有一个 $2×10^{100}$ 的棋盘，第一行摆了 $a$ 个炮，第二行摆了 $b$ 个炮。

依次求发生 $0, 1, 2, \dots, a + b - 2$ 个炮吃炮事件的方案数。

有考虑两行之间的顺序和不考虑两行之间的顺序两个子问题。

$1 \leq a, b \leq 5 \times 10^6$

一行 $n$ 个炮操作 $m$ 次的方案是 $2^m \dfrac{(n - 2)!}{(n - 2 - m)!}$ 。
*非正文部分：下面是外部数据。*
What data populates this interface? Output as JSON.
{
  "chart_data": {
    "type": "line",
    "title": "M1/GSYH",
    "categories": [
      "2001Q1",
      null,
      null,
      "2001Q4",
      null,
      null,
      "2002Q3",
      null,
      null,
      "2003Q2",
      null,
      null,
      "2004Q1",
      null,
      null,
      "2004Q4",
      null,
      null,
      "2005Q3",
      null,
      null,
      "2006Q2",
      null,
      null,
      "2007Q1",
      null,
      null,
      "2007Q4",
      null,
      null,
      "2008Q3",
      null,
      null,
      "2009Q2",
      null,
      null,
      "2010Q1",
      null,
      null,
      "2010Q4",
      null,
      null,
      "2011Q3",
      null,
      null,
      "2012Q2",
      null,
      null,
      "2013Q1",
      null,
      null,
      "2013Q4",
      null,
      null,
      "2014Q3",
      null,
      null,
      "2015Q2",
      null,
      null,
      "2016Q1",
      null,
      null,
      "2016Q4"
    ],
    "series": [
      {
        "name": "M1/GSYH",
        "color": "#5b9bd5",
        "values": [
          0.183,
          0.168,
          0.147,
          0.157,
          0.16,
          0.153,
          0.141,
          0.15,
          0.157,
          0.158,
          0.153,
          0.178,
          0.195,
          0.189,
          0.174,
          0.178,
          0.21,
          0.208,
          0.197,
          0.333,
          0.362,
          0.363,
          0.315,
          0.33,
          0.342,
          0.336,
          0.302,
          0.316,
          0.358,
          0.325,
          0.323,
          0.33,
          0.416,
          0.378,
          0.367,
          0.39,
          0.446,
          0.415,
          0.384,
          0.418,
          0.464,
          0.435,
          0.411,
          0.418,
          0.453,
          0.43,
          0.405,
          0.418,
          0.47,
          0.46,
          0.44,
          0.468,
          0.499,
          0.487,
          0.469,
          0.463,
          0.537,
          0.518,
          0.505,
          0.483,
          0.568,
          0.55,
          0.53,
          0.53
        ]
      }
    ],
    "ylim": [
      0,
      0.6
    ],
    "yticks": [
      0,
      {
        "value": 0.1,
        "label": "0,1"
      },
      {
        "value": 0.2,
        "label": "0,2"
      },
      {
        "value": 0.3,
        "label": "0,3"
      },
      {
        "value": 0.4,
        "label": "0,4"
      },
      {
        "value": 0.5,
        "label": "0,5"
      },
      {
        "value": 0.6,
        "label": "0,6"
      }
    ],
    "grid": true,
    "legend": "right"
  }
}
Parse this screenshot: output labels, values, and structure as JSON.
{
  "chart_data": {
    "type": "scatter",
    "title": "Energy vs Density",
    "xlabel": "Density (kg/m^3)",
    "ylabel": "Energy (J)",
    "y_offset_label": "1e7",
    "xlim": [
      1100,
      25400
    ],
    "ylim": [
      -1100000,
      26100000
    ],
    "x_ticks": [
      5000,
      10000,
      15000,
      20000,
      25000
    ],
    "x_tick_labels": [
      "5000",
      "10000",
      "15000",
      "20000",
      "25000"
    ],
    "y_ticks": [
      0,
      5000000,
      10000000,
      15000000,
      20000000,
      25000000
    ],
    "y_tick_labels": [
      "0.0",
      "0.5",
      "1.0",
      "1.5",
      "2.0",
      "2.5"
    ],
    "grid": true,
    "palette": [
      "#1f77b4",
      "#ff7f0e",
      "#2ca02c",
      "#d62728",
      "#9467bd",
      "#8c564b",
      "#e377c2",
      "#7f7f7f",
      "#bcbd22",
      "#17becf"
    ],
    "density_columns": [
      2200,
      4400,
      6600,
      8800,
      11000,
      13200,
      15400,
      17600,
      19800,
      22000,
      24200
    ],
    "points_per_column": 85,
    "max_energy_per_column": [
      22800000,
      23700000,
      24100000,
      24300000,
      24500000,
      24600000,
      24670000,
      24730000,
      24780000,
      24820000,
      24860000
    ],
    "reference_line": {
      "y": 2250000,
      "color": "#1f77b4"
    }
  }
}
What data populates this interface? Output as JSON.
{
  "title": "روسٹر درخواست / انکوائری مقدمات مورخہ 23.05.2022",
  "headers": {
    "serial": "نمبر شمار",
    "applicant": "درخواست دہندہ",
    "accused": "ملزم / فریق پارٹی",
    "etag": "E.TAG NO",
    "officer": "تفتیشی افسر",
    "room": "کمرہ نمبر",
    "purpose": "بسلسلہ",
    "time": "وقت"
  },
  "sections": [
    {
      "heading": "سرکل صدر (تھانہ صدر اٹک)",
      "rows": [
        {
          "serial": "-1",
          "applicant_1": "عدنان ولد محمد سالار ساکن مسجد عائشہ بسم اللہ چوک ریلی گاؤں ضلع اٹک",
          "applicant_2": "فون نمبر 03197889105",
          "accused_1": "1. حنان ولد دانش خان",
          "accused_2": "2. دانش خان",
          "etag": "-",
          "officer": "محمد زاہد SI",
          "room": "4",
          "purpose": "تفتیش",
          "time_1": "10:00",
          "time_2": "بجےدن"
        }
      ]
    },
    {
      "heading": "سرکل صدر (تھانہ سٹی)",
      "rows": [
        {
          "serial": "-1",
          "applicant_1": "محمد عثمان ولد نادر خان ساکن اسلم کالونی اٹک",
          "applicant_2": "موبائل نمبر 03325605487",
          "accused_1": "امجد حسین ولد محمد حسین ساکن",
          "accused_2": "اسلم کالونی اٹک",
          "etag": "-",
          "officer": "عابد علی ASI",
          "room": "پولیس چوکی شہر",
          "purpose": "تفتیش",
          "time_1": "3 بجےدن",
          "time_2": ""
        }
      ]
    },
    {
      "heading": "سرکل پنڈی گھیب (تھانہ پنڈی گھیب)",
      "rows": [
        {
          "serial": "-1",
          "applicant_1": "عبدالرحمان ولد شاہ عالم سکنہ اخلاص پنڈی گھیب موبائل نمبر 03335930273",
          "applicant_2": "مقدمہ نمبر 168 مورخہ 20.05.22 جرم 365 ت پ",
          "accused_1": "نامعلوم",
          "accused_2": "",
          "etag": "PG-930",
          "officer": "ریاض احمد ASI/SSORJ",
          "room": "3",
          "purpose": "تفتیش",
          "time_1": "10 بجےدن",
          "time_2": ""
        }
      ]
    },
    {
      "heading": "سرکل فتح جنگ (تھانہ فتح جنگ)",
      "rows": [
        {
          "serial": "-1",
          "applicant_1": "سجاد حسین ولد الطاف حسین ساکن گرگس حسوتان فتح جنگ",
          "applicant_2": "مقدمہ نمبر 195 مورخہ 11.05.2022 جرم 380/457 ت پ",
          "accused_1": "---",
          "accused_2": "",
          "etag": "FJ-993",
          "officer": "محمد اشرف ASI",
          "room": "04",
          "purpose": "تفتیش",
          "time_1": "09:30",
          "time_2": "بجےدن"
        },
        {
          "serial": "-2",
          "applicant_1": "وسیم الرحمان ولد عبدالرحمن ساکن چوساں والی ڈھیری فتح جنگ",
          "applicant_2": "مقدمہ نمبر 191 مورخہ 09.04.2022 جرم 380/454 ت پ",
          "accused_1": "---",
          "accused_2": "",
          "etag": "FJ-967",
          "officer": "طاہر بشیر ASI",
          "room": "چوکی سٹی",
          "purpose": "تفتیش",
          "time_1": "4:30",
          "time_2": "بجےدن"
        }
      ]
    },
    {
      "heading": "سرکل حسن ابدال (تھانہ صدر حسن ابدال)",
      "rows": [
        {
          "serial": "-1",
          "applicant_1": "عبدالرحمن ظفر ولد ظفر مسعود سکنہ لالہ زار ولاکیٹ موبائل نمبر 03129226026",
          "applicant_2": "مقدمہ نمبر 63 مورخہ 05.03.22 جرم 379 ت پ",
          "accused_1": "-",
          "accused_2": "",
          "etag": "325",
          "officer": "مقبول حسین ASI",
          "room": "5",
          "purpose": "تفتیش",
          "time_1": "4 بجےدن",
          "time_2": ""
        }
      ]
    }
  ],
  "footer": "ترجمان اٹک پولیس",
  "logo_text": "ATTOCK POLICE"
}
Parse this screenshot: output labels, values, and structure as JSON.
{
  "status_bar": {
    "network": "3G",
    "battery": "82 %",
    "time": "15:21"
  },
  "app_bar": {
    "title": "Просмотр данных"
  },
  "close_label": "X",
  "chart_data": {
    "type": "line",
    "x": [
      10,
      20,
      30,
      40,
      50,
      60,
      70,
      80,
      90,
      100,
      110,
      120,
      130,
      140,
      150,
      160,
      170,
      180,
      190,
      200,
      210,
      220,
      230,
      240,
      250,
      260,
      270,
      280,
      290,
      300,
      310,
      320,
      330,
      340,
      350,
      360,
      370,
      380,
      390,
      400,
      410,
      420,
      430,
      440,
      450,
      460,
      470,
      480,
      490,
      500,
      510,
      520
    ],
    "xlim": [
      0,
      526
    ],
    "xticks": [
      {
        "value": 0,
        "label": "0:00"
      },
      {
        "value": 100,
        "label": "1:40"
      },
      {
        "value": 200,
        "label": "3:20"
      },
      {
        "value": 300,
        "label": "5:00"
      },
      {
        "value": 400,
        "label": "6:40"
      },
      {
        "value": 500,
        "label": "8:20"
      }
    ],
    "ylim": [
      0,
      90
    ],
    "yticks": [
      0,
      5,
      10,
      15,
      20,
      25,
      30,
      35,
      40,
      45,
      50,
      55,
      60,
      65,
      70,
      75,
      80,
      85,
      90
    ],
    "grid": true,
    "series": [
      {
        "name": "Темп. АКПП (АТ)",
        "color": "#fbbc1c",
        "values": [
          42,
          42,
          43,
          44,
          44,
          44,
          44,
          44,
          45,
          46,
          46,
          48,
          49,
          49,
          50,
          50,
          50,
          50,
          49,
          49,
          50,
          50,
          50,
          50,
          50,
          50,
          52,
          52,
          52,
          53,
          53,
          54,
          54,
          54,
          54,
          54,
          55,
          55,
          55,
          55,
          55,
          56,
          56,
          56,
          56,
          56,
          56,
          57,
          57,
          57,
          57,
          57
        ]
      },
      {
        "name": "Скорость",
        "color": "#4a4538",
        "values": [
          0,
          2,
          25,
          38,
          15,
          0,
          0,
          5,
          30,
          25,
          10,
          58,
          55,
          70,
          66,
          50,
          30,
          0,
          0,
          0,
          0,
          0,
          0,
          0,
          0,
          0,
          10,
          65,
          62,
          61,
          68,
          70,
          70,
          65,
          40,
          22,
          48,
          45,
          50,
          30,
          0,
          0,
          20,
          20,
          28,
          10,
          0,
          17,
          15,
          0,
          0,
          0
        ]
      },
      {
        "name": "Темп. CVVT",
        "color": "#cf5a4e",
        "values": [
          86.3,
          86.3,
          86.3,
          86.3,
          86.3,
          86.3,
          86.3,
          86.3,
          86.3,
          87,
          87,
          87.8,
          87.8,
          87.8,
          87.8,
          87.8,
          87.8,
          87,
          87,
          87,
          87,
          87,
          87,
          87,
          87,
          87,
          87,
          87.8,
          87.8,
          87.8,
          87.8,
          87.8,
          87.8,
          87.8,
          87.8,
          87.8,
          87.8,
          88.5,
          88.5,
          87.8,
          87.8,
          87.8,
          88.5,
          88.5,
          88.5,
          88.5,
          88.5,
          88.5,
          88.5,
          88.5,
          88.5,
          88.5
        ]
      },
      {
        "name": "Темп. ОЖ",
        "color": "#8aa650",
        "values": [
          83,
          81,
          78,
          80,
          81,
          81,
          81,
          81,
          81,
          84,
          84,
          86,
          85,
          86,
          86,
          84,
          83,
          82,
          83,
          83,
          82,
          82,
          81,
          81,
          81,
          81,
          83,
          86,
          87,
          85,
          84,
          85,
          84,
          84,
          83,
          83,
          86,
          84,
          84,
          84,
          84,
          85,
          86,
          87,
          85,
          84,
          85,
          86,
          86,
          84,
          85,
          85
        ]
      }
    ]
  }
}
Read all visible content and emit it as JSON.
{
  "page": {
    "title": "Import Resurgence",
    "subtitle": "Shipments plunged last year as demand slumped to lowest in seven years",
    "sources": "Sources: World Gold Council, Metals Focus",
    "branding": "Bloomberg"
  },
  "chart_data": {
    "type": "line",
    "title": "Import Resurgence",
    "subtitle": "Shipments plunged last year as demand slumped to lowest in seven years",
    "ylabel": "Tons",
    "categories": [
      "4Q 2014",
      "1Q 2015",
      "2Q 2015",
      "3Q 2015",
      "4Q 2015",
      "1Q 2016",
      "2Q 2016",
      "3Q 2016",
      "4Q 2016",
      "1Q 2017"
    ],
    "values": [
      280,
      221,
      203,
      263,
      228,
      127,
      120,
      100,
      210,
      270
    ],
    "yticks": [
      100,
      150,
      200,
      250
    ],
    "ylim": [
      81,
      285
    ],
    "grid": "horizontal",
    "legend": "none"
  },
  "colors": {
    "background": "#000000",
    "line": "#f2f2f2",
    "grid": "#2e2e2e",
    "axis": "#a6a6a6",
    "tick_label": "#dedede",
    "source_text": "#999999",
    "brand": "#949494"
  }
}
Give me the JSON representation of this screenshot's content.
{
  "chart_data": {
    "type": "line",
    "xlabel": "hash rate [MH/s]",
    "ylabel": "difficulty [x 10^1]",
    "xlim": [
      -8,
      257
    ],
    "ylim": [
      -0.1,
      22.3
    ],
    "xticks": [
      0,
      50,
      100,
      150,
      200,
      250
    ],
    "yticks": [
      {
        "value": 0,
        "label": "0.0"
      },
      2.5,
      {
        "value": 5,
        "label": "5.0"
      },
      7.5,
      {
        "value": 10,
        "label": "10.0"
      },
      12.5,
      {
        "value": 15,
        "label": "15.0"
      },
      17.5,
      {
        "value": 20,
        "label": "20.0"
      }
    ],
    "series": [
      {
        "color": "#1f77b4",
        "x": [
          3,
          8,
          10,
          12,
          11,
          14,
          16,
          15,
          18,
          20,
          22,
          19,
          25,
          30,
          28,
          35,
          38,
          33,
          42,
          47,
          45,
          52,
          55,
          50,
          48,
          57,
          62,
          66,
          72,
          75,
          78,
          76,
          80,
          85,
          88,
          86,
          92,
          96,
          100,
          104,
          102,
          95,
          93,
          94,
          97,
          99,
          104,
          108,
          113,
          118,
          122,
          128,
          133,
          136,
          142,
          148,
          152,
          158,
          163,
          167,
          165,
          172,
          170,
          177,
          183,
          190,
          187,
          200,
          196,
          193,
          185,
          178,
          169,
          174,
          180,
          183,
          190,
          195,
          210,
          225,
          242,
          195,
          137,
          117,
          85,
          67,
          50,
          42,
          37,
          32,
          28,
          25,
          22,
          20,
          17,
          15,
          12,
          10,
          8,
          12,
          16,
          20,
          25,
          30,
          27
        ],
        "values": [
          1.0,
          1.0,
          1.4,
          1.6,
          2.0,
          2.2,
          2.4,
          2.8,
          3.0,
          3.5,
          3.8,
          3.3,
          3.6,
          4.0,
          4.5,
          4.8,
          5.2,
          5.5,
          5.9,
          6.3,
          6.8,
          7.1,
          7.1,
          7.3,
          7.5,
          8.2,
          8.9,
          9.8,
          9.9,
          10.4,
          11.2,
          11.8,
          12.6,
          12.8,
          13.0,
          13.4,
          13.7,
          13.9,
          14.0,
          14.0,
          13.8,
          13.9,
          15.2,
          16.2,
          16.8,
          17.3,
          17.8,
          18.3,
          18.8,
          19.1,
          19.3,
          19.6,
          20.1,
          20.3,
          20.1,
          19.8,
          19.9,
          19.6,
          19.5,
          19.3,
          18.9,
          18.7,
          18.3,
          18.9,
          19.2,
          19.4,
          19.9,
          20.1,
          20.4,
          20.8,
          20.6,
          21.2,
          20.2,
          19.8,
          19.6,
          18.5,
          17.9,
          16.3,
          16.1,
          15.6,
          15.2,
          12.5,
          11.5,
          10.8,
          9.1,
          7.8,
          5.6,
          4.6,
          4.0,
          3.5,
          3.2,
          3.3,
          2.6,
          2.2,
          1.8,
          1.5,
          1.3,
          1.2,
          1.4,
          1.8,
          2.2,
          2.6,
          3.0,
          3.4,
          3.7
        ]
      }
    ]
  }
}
设 $n = a - 2, m = b - 2$ ，问题即求
$ $\begin{aligned} ans_1 &= 2^k \sum_{i = 0}^k \binom{k}{i}\frac{n!}{(n - i)!}\frac{m!}{(m - k + i)!}\\ &= 2^k k!\sum_{i = 0}^k \frac{n!}{(n - i)!i!}\frac{m!}{(m - k + i)!(k-i)!}\\ &= 2^k k!\sum_{i = 0}^k \binom{n}{i}\binom{m}{k-i}\\ &= 2^k k!\binom{n+m}{k}\\ ans_2 &= 2^k \sum_{i = 0}^k \frac{n!}{(n - i)!}\frac{m!}{(m - k + i)!}\\ &= 2^k \frac{n!m!}{(n + m - k)!}\sum_{i = 0}^k \frac{(n+m-k)!}{(n-i)!(m-k+i)!}\\ &= 2^k \frac{n!m!}{(n + m - k)!}\sum_{i = 0}^k \binom{n+m-k}{n-i}\\ &= 2^k \frac{n!m!}{(n + m - k)!}\sum_{i = n}^{n-k} \binom{n+m-k}{i} \end{aligned}$ $

问题一直接递推，问题二维护一个组合数前缀和即可。

// Author:  HolyK
// Created: Tue Jul 20 21:51:46 2021
#include <bits/stdc++.h>
#define dbg(a...) fprintf(stderr, a)
template <class T, class U>
inline bool smin(T &x, const U &y) {
  return y < x ? x = y, 1 : 0;
}
template <class T, class U>
inline bool smax(T &x, const U &y) {
  return x < y ? x = y, 1 : 0;
}

using LL = long long;
using PII = std::pair<int, int>;
constexpr int P(1e9 + 9);
inline void inc(int &x, int y) {
  x += y;
  if (x >= P) x -= P;
}
int fpow(int x, int k = P - 2) {
  int r = 1;
  for (; k; k >>= 1, x = 1LL * x * x % P) {
    if (k & 1) r = 1LL * r * x % P;
  }
  return r;
}
constexpr int N(1e7 + 5);
int n, m, fac[N], ifac[N];
int bin(int n, int m) {
  return m >= 0 && m <= n ? 1LL * fac[n] * ifac[m] % P * ifac[n - m] % P : 0;
}
int main() {
  std::ios::sync_with_stdio(false);
  std::cin.tie(nullptr);
  std::cin >> n >> m;
  n -= 2, m -= 2;
  fac[0] = ifac[0] = 1;
  int k = n + m;
  for (int i = 1; i <= k; i++) fac[i] = 1LL * fac[i - 1] * i % P;
  ifac[k] = fpow(fac[k]);
  for (int i = k - 1; i; i--) ifac[i] = 1LL * ifac[i + 1] * (i + 1) % P;
  int ans = 1;
  for (int i = 1, x = 1; i <= k; i++) {
    x = 2LL * x * (k - i + 1) % P;
    ans ^= x;
  }
  std::cout << ans << " ";
  ans = 1;
  int s1 = 0, s2;
  for (int i = 0; i < n; i++) inc(s1, bin(k, i));
  inc(s2 = s1, bin(k, n));
  for (int i = 1, x = fpow(bin(k, n)); i <= k; i++) {
    s1 = (s1 - bin(k - i, n - i) + P) * (P + 1LL >> 1) % P;
    s2 = (s2 + bin(k - i, n)) * (P + 1LL >> 1) % P;
    x = 2LL * x * (k - i + 1) % P;
    ans ^= 1LL * x * (s2 - s1 + P) % P;
  }
  std::cout << ans << "\n";
  return 0;
}